Let's say I have a string ndarray
with any dimension. For example: [["abc", "def"], ["ghi", "jkl"]]
. Now, I want to split each string into separate chars, such that basically an axis in the second dimension is added: [[['a', 'd'], ['b', 'e'], ['c', 'f']], [['g', 'j'], ['h', 'k'], ['i', 'l']]]
. Or better said, it should behave like MATLAB converting a string array to a char array:
A =
2×2 string array
"abc" "def"
"ghi" "jkl"
should become:
2×3×2 char array
ans(:,:,1) =
'abc'
'ghi'
ans(:,:,2) =
'def'
'jkl'
I tried functions like np.frompyfunc
, np.apply_over_axis
and np.apply_from_axis
but so far nothing worked for me. Is there a clever trick to do this?
The reverse is actually pretty simple:
def row_to_string(row):
return ''.join([chr(int(x)) for x in row])
return np.apply_along_axis(row_to_string, 1, np.asarray(x))
CodePudding user response:
Here you go:
In [1]: A = [["abc", "def"], ["ghi", "jkl"]]
In [2]: [[[*t] for t in zip(*a)] for a in A]

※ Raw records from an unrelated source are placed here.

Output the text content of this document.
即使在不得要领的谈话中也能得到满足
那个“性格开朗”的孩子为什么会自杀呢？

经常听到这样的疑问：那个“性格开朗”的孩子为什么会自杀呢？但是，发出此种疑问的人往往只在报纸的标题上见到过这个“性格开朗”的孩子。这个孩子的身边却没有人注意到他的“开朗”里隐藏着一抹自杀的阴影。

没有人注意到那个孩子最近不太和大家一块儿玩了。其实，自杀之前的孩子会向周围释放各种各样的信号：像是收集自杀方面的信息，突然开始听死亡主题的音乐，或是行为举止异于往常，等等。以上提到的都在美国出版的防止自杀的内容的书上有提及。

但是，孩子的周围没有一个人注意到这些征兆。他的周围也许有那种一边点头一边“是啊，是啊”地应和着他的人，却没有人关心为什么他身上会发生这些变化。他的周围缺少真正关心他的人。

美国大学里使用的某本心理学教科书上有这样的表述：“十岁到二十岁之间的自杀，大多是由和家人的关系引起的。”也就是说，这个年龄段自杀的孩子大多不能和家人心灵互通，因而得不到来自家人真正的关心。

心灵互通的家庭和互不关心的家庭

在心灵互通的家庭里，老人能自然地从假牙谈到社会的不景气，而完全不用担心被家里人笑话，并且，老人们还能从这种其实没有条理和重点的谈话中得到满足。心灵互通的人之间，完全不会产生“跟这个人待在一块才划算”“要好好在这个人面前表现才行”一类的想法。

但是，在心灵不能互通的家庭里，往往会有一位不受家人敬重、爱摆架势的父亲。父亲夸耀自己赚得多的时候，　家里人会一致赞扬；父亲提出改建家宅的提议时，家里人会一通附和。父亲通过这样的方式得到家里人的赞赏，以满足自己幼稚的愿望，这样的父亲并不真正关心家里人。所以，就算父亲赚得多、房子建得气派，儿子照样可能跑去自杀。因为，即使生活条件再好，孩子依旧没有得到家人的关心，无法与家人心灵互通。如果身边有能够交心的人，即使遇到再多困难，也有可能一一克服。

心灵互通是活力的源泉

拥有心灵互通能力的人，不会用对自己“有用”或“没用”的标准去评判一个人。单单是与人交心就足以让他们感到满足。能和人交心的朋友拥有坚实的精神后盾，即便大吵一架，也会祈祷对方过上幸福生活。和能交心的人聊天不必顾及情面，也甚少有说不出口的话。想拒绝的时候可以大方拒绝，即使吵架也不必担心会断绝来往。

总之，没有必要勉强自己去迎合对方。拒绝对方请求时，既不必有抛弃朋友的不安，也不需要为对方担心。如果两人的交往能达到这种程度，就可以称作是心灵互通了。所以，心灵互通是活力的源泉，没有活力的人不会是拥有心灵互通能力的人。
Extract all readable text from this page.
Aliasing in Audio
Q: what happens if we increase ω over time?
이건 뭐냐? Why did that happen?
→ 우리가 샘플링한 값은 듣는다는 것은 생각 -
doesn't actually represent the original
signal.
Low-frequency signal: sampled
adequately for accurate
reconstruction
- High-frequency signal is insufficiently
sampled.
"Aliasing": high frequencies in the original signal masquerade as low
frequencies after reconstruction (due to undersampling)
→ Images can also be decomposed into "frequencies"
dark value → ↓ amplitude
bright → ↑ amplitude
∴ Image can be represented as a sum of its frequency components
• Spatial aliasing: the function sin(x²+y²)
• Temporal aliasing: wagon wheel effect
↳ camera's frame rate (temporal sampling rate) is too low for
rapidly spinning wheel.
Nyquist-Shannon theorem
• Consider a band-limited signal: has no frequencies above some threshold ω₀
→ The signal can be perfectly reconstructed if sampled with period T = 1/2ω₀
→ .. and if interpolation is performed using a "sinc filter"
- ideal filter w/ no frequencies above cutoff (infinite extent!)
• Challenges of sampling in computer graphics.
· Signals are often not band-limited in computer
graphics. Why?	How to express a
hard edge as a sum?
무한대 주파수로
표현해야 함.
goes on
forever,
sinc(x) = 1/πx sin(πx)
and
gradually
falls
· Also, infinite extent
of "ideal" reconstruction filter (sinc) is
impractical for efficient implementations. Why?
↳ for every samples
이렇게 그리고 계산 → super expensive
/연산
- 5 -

Out[2]: [[['a', 'd'], ['b', 'e'], ['c', 'f']], [['g', 'j'], ['h', 'k'], ['i', 'l']]]
CodePudding user response:
In [159]: alist = [["abc", "def"], ["ghi", "jkl"]]
In [160]: np.frompyfunc(list,1,1)(alist)
Out[160]:
array([[list(['a', 'b', 'c']), list(['d', 'e', 'f'])],
[list(['g', 'h', 'i']), list(['j', 'k', 'l'])]], dtype=object)
In [161]: np.array(np.frompyfunc(list,1,1)(alist).tolist())
Out[161]:
array([[['a', 'b', 'c'],
['d', 'e', 'f']],
[['g', 'h', 'i'],
['j', 'k', 'l']]], dtype='<U1')
From there you can transpose to the desired layout.
Splitting a string into characters is a python task. Numpy doesn't have special string code, just np.char
functions that apply string methods to elements of an string dtype array.
frompyfunc
is a convenience tool for applying a python function to elements of an array. It doesn't compile anything, but usually is comparable to list comprehensions in speed, and may be more convenient.